本論文主要研製一台2.4 kW寬輸入電壓範圍之雙組輸出330 V轉換器，前級採用無橋式CCM昇壓型功率因數修正器(PFC)，其電路實現了高功率因數和低輸入電流諧波及高轉換效率。後級採用全橋串聯諧振轉換器實現了ZVS零電壓柔性切換。全橋串聯諧振轉換器首先利用MATHCAD模擬軟體針對品質因數Q、K因子、特性阻抗Zo及圈數比n，分析與探討其轉移函數曲線。接著設計其適合的功率及元件及磁性元件。
在實作上以UCC28019及UCC25600，做為無橋式CCM昇壓型功率因數修正器(PFC)以及全橋串聯諧振轉換器控制IC，分別研製2.4 kW的電源轉換器並整機測試，且使用TNY278做為輔助電源的IC。經過了詳細的規劃，對於所設計的電源轉換器進行了設計與分析，並對於設計出來的2.4 kW轉換器進行實際測試，實驗結果證實，在輸入電壓160 V至264 V的情況下整體效率在89％以上。
實驗結果驗證了所採控制技術之正確性與可行性，同時也提及後續可能的研究方向，以期更為提高功率及效率。

This thesis focuses on the study and implementation of a 2.4 kW 330 V converter with dual-output and wide input voltage range. A bridgeless boost power factor corrector (PFC) technique is designed and implemented to achieve high power factor, low input current ripple and high efficiency. A full-bridge series resonant converter with zero voltage switching (ZVS) is used as the post-stage circuit. The influences of the quality factor (Q), K factor (K), characteristic impedance (Zo), and turn ratio (n) on the voltage gain transfer function have been analyzed and discussed by using the MATHCAD software to design the magnetics for appropriate power.
The 2.4 kW converter is implemented and an auxiliary power supply with TNY278 is adopted. According to the formulated design procedures, and has a whole test on 2.4 kW converter.
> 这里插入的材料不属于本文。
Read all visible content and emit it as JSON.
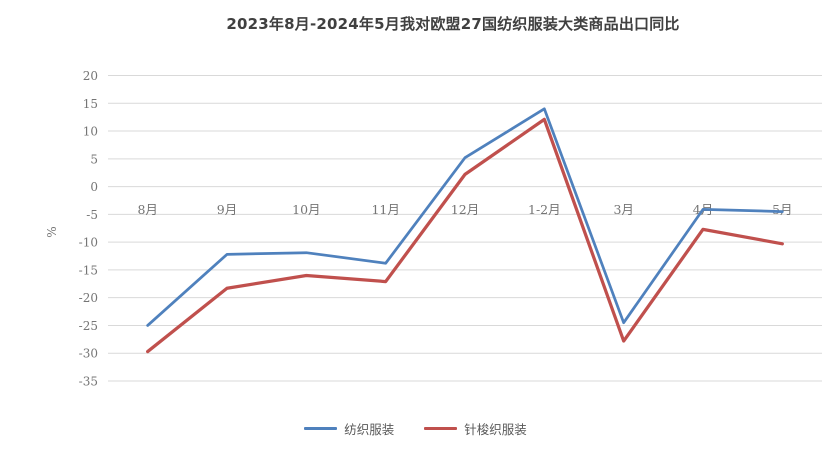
{
  "chart_data": {
    "type": "line",
    "title": "2023年8月-2024年5月我对欧盟27国纺织服装大类商品出口同比",
    "xlabel": "",
    "ylabel": "%",
    "categories": [
      "8月",
      "9月",
      "10月",
      "11月",
      "12月",
      "1-2月",
      "3月",
      "4月",
      "5月"
    ],
    "series": [
      {
        "name": "纺织服装",
        "color": "#4F81BD",
        "values": [
          -25.0,
          -12.2,
          -11.9,
          -13.8,
          5.2,
          14.0,
          -24.5,
          -4.1,
          -4.5
        ]
      },
      {
        "name": "针梭织服装",
        "color": "#C0504D",
        "values": [
          -29.7,
          -18.3,
          -16.0,
          -17.1,
          2.2,
          12.1,
          -27.8,
          -7.7,
          -10.3
        ]
      }
    ],
    "ylim": [
      -35,
      20
    ],
    "yticks": [
      20,
      15,
      10,
      5,
      0,
      -5,
      -10,
      -15,
      -20,
      -25,
      -30,
      -35
    ],
    "grid": true,
    "legend_position": "bottom"
  },
  "colors": {
    "gridline": "#D9D9D9",
    "axis_text": "#757575",
    "title_text": "#404040",
    "background": "#FFFFFF"
  }
}
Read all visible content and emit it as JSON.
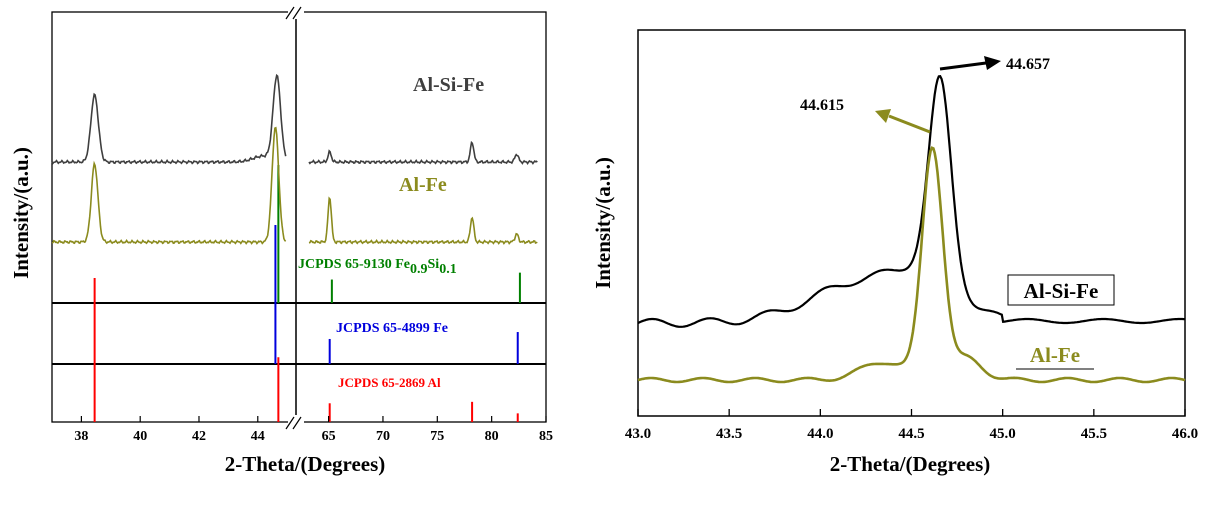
{
  "chart_data": [
    {
      "type": "line",
      "panel": "left",
      "xlabel": "2-Theta/(Degrees)",
      "ylabel": "Intensity/(a.u.)",
      "x_segments": [
        {
          "xlim": [
            37,
            45.3
          ],
          "ticks": [
            38,
            40,
            42,
            44
          ]
        },
        {
          "xlim": [
            62,
            85
          ],
          "ticks": [
            65,
            70,
            75,
            80,
            85
          ]
        }
      ],
      "axis_break": "//",
      "series": [
        {
          "name": "Al-Si-Fe",
          "color": "#3f3f3f",
          "peaks": [
            {
              "x": 38.45,
              "h": 67
            },
            {
              "x": 44.65,
              "h": 84
            },
            {
              "x": 65.1,
              "h": 10
            },
            {
              "x": 78.2,
              "h": 20
            },
            {
              "x": 82.3,
              "h": 8
            }
          ]
        },
        {
          "name": "Al-Fe",
          "color": "#8b8b1e",
          "peaks": [
            {
              "x": 38.45,
              "h": 78
            },
            {
              "x": 44.6,
              "h": 115
            },
            {
              "x": 65.1,
              "h": 45
            },
            {
              "x": 78.2,
              "h": 25
            },
            {
              "x": 82.3,
              "h": 8
            }
          ]
        }
      ],
      "references": [
        {
          "name": "JCPDS 65-9130 Fe0.9Si0.1",
          "label": "JCPDS 65-9130 Fe",
          "sub1": "0.9",
          "mid": "Si",
          "sub2": "0.1",
          "color": "#008000",
          "lines": [
            {
              "x": 44.7,
              "h": 1.0
            },
            {
              "x": 65.3,
              "h": 0.17
            },
            {
              "x": 82.6,
              "h": 0.22
            }
          ]
        },
        {
          "name": "JCPDS 65-4899 Fe",
          "label": "JCPDS 65-4899 Fe",
          "color": "#0000dd",
          "lines": [
            {
              "x": 44.6,
              "h": 1.0
            },
            {
              "x": 65.1,
              "h": 0.18
            },
            {
              "x": 82.4,
              "h": 0.23
            }
          ]
        },
        {
          "name": "JCPDS 65-2869 Al",
          "label": "JCPDS 65-2869 Al",
          "color": "#ff0000",
          "lines": [
            {
              "x": 38.45,
              "h": 1.0
            },
            {
              "x": 44.7,
              "h": 0.45
            },
            {
              "x": 65.1,
              "h": 0.13
            },
            {
              "x": 78.2,
              "h": 0.14
            },
            {
              "x": 82.4,
              "h": 0.06
            }
          ]
        }
      ]
    },
    {
      "type": "line",
      "panel": "right",
      "xlabel": "2-Theta/(Degrees)",
      "ylabel": "Intensity/(a.u.)",
      "xlim": [
        43.0,
        46.0
      ],
      "xticks": [
        43.0,
        43.5,
        44.0,
        44.5,
        45.0,
        45.5,
        46.0
      ],
      "xtick_labels": [
        "43.0",
        "43.5",
        "44.0",
        "44.5",
        "45.0",
        "45.5",
        "46.0"
      ],
      "series": [
        {
          "name": "Al-Si-Fe",
          "color": "#000000",
          "peak_x": 44.657,
          "peak_label": "44.657"
        },
        {
          "name": "Al-Fe",
          "color": "#8b8b1e",
          "peak_x": 44.615,
          "peak_label": "44.615"
        }
      ]
    }
  ]
}
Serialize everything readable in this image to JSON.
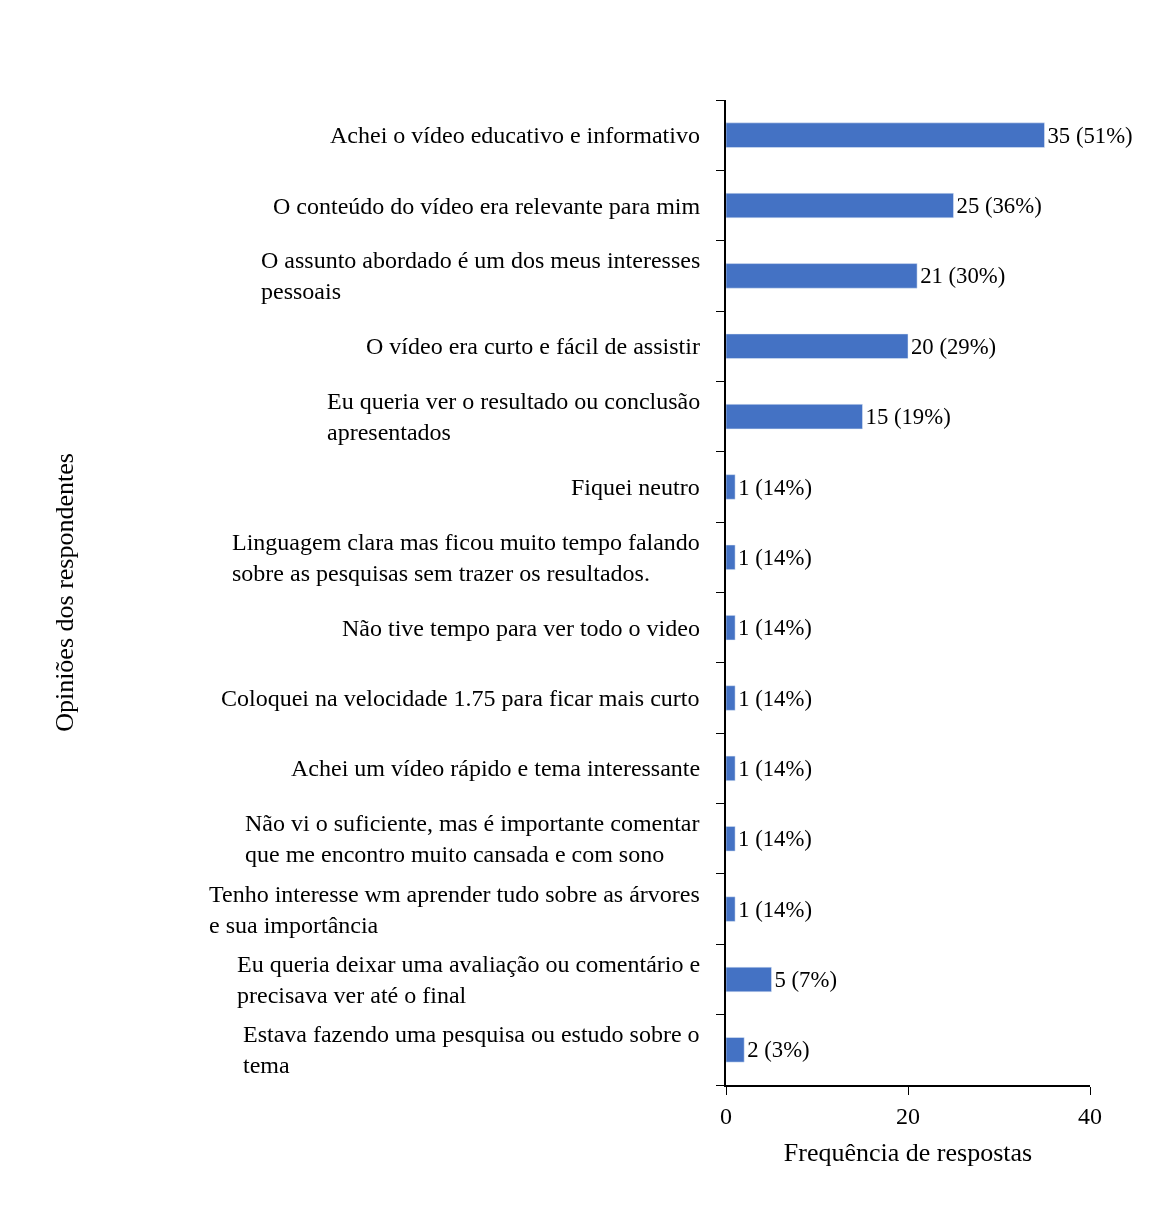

The experimental results, when input voltage range is 160 V~264 V, the efficiency is higher than 89%.
Satisfactory experimental results confirm the validity and feasibility of the adopted schemes. Potential future works are mentioned to further to improve the power level and conversion efficiency.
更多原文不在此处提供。